Recent progress has been made in translating animal
Recent progress has been made in translating animal findings on memory performance and amnestic effects – that are largely determined by tonically active receptors in which α5 contributes to the benzodiazepine binding site. Based on the observation that deletion of this subunit led to improved spatial learning performance , it was hypothesized that amnestic benzodiazepine effects (also seen in sedative anesthetics) can be attributed to excessive activity of this receptor population, and that nootropic effects can be elicited by α5-selective negative allosteric modulators . This notion was confirmed in animal studies using several experimental compounds 58, 59, 60. This line of research produced the so far furthest developed α5-selective negative modulator basmisanil (RG1662). The JWH 015 was tested in a clinical trial (https://clinicaltrials.gov/ct2/show/NCT02024789) in a Down syndrome cohort for its ability to alleviate cognitive disabilities. No benefit was noted, but the compound may improve cognition in healthy subjects.
Cognitive deficits also occur as negative symptoms in schizophrenic patients, and benzodiazepines have a long history as candidates for this indication as well. A small-scale trial with bretazenil was terminated owing to excessive sedative effects despite promising efficacy . α2 and α5 subunit-containing receptors were traditionally considered as the most promising targets to address schizophrenia symptoms 62, 63. At time of writing, basmisanil is being tested in a cohort of schizophrenic patients as an add-on for antipsychotic therapy to test whether negative symptoms can be reduced (https://clinicaltrials.gov/ct2/show/NCT02953639).
Overall, subtype selective targeting has been developed with success in rodent models. Proof of concept in humans is also well established for some receptor species – such as α5 subunit-containing receptors as targets for nootropic or amnestic effects. Translation of animal findings to human remains challenging, and trial failures may result from substantial sequence differences in several receptor subunits that impact on drug effects, as well as from differences in the expression patterns of individual subunits in distinct anatomical and cellular environments . Moreover, individual receptor subtype composition and arrangement may also not be identical in different species for all receptor subtypes.

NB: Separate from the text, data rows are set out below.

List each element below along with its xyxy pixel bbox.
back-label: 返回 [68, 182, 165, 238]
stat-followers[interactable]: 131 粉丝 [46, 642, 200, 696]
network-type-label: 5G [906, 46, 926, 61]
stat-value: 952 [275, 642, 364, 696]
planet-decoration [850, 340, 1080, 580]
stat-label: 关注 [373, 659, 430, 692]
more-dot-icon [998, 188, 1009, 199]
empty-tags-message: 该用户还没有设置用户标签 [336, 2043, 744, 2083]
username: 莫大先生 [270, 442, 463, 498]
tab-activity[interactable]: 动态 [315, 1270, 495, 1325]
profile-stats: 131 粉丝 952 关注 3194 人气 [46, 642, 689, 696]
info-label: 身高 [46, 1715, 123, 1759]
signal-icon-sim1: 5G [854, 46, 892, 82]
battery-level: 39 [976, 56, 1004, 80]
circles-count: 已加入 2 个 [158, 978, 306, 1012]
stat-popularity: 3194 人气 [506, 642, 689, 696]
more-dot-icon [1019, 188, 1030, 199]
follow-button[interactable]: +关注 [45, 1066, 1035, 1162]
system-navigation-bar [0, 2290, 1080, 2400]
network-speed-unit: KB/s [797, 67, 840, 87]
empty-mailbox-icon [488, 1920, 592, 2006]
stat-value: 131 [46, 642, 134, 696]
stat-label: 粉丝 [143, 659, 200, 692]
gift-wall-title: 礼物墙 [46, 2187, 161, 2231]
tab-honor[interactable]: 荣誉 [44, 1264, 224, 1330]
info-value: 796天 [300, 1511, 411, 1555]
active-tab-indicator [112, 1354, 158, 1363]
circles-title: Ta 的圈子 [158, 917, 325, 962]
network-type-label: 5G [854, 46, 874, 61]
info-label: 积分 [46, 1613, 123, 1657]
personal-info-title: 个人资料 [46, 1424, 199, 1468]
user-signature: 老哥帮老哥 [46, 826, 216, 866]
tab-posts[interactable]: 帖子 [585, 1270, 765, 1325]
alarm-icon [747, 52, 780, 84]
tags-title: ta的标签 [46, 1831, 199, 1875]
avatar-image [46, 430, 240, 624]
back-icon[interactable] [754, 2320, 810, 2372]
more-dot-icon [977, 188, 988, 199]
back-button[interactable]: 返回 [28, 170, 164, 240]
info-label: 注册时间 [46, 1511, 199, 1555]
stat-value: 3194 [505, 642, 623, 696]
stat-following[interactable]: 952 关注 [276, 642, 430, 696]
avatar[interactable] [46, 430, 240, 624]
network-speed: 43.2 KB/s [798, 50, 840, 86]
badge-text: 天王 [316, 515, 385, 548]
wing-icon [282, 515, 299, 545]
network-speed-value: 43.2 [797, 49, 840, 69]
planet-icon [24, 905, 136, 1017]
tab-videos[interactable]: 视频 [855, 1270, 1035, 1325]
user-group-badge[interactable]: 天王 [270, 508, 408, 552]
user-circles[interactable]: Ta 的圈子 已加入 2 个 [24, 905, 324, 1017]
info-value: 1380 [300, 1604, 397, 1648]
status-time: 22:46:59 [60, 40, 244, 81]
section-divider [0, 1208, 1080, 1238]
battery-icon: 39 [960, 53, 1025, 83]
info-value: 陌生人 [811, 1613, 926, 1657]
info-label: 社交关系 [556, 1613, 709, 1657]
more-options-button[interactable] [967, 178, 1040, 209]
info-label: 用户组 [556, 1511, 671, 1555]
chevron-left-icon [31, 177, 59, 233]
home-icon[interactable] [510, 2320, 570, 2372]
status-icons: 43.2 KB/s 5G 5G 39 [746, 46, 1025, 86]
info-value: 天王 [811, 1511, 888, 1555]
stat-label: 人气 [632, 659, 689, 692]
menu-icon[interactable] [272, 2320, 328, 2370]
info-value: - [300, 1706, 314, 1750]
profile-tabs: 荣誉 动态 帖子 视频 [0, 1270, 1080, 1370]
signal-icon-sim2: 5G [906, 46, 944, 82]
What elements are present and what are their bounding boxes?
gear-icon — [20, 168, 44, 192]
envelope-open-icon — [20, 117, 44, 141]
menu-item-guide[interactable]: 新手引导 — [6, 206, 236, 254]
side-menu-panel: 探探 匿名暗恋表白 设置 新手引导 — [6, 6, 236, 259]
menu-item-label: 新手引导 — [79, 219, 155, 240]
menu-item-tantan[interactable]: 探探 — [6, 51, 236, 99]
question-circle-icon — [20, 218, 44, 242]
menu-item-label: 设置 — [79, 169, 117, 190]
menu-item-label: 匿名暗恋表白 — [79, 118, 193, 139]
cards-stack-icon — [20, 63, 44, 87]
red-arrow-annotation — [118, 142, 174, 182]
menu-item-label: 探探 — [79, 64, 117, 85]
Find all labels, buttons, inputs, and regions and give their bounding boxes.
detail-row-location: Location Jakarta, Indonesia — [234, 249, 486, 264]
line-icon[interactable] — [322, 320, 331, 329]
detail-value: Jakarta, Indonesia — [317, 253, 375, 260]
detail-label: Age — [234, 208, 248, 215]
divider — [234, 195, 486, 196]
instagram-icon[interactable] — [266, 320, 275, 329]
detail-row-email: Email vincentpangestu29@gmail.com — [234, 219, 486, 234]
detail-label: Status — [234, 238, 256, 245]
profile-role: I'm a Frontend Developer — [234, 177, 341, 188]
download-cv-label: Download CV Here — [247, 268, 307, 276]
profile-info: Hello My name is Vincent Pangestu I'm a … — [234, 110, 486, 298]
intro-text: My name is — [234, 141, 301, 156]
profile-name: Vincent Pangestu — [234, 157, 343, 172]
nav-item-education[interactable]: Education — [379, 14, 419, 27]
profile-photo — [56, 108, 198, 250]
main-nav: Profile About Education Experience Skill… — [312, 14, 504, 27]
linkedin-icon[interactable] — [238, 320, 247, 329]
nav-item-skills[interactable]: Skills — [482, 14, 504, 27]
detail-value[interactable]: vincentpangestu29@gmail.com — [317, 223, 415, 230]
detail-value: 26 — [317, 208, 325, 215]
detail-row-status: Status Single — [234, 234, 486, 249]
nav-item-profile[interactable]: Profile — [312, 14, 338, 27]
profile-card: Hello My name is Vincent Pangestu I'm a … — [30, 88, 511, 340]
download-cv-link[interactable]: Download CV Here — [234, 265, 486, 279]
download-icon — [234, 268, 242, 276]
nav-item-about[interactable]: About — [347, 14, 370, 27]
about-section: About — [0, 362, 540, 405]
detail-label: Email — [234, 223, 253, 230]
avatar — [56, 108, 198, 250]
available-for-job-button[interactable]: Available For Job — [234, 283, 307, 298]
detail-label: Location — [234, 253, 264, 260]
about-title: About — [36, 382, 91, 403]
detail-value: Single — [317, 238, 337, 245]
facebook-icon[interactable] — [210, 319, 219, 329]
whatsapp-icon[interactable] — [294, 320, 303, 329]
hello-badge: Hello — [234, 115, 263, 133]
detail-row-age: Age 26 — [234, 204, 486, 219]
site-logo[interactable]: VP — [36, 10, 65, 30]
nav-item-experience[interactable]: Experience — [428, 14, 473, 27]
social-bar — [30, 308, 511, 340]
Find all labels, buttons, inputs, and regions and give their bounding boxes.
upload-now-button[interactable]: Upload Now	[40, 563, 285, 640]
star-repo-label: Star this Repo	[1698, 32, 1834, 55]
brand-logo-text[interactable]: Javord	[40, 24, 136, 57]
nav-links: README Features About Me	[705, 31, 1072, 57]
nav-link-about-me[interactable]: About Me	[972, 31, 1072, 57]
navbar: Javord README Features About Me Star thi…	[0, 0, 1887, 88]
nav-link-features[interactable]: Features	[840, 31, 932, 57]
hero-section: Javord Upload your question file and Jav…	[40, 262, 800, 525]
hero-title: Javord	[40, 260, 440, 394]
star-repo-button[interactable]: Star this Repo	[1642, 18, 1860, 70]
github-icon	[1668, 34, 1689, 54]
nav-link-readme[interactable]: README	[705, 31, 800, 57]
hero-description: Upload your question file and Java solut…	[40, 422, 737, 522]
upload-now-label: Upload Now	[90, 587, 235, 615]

Novel Ligands for the High-Affinity Benzodiazepine Binding Sites The development of benzodiazepines was traditionally based on large ligand series and experimental exploration of (quantitative) structure–activity relationships. There still is a paucity of selective compounds, and this nowadays could potentially be addressed by structure-guided ligand design. Box 4 reviews principles of structure-guided drug design. Computational models based on available homologous proteins have been in overall agreement regarding the relative positions of individual protein segments in the binding site . Based on early mutational work, these segments were originally termed ‘loops’ A–G, with some being loops in the structural sense while others are short pieces of β strands 27, 31. The use of such homology models, in combination with a chemical biology approach to identify residues in contact with diazepam, has allowed relative positioning of diazepam into homology structures of an α1γ2β2α1β2 GABAA receptor. Virtual ligand screening into this structure has led to the discovery of novel ligands with high affinity for the canonical benzodiazepine binding site , thus validating the overall correctness of the structural models. Owing to the high conservation of loops A–G in individual subunits, such as α2 and α3, or γ2 and γ3, the overall architecture of the individual sites is similar in different receptor isoforms. Only a few amino acids in the binding site confer unique properties to the pocket to enable ligand selectivity (Figure 1C,D). Owing to methodological limitations, models of highly homologous proteins (such as α2 and α3) based on a more distant family member (such as β3) will not reliably predict the subtle differences between individual isoforms of the high-affinity benzodiazepine binding sites.